Mantega, 67, served as finance minister for almost nine years under Rousseff and Lula, a close friend whom he helped to get elected president in 2002.
He helped steer Latin America's largest economy through a commodities boom at the height of Workers Party rule, but came under withering criticism since 2011 as the economy began sliding into its worst recession since the 1930s.
Mantega left office in 2015 at the start of Rousseff's second term after years of criticism from Wall Street for his faulty economic forecasts and ineffective industrial policies.
Attorneys for Mantega did not immediately respond to requests for comment, but his political allies excoriated the decision to arrest him.

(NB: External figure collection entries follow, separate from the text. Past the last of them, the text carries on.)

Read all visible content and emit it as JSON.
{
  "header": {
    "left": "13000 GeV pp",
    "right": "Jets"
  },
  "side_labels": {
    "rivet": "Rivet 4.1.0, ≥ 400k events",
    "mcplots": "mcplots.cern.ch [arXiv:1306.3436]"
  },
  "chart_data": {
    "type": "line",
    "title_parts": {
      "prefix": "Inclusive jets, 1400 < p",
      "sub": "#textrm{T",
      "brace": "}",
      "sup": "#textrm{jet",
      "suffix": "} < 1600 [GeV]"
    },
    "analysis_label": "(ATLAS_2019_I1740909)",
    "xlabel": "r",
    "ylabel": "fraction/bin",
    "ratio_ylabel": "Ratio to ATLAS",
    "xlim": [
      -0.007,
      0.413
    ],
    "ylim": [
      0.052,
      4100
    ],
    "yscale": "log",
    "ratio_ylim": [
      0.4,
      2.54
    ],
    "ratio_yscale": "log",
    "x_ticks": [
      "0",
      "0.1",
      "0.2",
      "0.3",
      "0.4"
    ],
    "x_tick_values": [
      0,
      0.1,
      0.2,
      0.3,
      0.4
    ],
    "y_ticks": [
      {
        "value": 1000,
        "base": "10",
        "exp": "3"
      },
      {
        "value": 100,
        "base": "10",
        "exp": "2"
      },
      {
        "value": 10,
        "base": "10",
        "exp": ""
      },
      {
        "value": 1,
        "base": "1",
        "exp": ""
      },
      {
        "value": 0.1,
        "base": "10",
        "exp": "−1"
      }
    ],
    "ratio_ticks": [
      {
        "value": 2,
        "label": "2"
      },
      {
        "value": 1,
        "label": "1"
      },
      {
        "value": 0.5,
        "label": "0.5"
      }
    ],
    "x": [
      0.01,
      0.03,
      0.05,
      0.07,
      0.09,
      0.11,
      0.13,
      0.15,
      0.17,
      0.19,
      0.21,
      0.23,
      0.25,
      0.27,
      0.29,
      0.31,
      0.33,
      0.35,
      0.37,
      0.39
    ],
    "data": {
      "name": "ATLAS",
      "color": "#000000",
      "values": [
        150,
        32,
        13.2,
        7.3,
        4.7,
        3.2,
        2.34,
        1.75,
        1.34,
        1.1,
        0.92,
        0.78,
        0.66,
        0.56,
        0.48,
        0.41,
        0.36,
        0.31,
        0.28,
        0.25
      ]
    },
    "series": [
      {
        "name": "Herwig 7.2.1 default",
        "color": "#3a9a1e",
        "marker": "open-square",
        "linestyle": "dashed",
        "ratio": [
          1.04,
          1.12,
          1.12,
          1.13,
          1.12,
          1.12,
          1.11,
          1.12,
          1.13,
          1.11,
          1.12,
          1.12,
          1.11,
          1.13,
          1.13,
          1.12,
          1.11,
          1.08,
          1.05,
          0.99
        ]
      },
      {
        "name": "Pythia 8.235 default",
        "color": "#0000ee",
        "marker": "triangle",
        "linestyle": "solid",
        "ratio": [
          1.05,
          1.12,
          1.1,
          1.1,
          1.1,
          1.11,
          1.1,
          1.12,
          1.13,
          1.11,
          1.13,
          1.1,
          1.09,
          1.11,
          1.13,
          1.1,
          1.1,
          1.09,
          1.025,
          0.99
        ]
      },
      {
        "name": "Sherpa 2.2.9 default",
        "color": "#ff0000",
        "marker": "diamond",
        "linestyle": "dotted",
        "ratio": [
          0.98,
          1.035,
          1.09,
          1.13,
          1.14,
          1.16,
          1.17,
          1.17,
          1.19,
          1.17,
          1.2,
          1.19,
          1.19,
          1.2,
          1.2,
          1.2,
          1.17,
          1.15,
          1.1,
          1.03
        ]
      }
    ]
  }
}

Workers Party President Rui Falcao called the arrest "arbitrary, inhuman and unnecessary" and questioned the timing of the operation just over a week before municipal elections throughout the country.
Police executed warrants for eight arrests and 32 search and seizure operations in five states and the capital Brasilia on Thursday, according to prosecutors. They said the operation targeted Mantega and engineering firms Mendes Junior and OSX Construção Naval SA, part of a commodities empire built by former billionaire Eike Batista.
Police named the latest phase of the sweeping two-year-old Petrobras probe "Operation X Files" in a reference to the letter X that Batista included in the name of his oil drilling, mining, shipbuilding and logistics companies.
Prosecutors said Batista came to them spontaneously to offer testimony, in which he said Mantega in a November 2012 conversation requested the payment of 5 million reais to benefit the PT.
Prosecutors said that Batista eventually made an overseas payment of $2.35 million, or close to 5 million reais, to Rousseff and Lula's campaign architect, Joao Santana, along with his wife Monica Moura. Both have previously been arrested for alleged money laundering in the Petrobras scheme.
Prosecutors said they believed the payment was a bribe destined to paying down debts from Rousseff's 2010 campaign, a conclusion that was denied by Batista, who is under investigation but was not targeted in Thursday's operation.
A lawyer for Batista and press representatives for OSX and Mendes Junior could not immediately be reached for comment.